Most of us deal with companies and businesses within a few miles of where we live, especially with the current state of the economy. It’s cheaper to shop local.
Just building a website is not enough anymore to succeed online. It is now crucial for any business hoping to expand their reach to have a high Internet presence that is aimed at targeting their local customers.
Effective Local Online Advertising involves a professionally built website, a Local Search Engine Marketing Campaign, and someone that can manage both of these efforts. Below is an interesting article on internet Ad Spending from SMBs by Melinda Gipson from Burrell Associates.
“In the last three years, Internet spending by SMBs has nearly tripled from 4 percent of sales to 11 percent. So says the latest Borrell Associates report “Main Street Goes Interactive.” But, while the collective heft of such businesses, numbering more than 14.6 million in the U.S., has tantalized numerous locally-targeted Internet marketing services who are deluging them with offers, Borrell warns, “the SMBs in any market are less like a two-ton gorilla and more like 1,000 four-pound monkeys – difficult to chase down and impossible to corral.”
The good news: such offers have this market’s attention. The bad news, they’re much less receptive to buying banner advertising (now 54 percent of their Internet spend, but declining in share), and more amenable to search engine advertising, online directory listings and streaming video. Rather than spend more on what publishers might define as advertising, they’re upping their budgets on site design, search engine optimization and customer databases.

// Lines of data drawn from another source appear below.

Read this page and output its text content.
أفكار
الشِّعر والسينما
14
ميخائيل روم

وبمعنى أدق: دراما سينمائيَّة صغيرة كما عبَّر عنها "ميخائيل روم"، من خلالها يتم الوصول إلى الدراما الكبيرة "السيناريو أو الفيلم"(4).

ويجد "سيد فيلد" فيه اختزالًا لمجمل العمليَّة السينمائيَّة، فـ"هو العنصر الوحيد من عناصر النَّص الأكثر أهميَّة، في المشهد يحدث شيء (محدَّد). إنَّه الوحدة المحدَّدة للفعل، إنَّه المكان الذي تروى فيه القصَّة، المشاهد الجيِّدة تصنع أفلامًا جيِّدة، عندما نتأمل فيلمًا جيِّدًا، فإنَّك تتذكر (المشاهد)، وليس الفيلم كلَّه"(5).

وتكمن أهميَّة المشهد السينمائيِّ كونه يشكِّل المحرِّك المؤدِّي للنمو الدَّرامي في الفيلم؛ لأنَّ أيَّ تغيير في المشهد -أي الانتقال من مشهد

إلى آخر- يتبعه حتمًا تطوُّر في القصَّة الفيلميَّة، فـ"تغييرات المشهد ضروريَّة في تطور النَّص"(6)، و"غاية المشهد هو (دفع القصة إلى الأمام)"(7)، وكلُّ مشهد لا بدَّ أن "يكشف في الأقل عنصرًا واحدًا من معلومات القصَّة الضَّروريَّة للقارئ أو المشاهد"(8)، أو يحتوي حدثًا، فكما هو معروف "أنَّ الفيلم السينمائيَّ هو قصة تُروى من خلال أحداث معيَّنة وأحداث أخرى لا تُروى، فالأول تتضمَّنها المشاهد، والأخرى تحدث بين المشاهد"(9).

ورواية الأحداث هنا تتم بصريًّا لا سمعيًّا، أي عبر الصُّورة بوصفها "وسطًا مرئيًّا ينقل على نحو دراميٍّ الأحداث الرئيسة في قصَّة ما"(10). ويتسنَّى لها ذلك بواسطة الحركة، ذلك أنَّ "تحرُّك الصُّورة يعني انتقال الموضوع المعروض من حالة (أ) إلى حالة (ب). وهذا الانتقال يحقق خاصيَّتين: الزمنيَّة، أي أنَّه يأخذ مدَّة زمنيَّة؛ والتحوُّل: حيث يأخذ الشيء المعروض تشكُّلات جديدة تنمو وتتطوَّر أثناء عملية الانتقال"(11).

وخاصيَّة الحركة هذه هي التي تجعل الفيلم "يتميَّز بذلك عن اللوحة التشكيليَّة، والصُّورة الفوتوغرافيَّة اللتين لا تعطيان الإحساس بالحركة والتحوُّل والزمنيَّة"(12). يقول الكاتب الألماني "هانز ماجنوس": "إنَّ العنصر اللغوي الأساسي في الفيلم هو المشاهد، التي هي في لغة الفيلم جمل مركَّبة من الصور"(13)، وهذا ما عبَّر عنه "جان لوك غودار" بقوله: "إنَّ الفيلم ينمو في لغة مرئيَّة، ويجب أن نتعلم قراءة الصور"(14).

By the numbers, in 2008 SMBs:
• Were responsible for $6.9 billion in locally-generated, locally targeted Internet advertising – more than half the U.S. total;
• Smaller merchants spent less than $300/ea on Web site support, but this expenditure will triple again in just a few years, Borrell predicts.
“SMBs are collectively poised to plow billions of dollars into their own Web sites,” but they appear to be extremely results oriented and have grown leery of Internet products that are “oversold and under-perform.”
The report is chock-full of insights on what kinds of SMBs are spending more online than their peers, by category of business (hint: general merchandise stores, auto marketing and Real Estate Services together account for 70 percent of all local online ad spending.) Pure-plays like Yahoo and Google control almost half of all local interactive ad spending by SMBs, irrespective of their size. Newspaper-owned interactive units follow in rank with a 28 percent share. In 2004, newspapers’ share was 50 percent and portals hovered around 20 percent, so these marketers’ roles are nearly reversed, even as the competition for attention heats up.
As Borrell puts it, “All in all, our interactive Main Street may look quiet, but when it comes to local interactive ad spending, it’s where the action is.”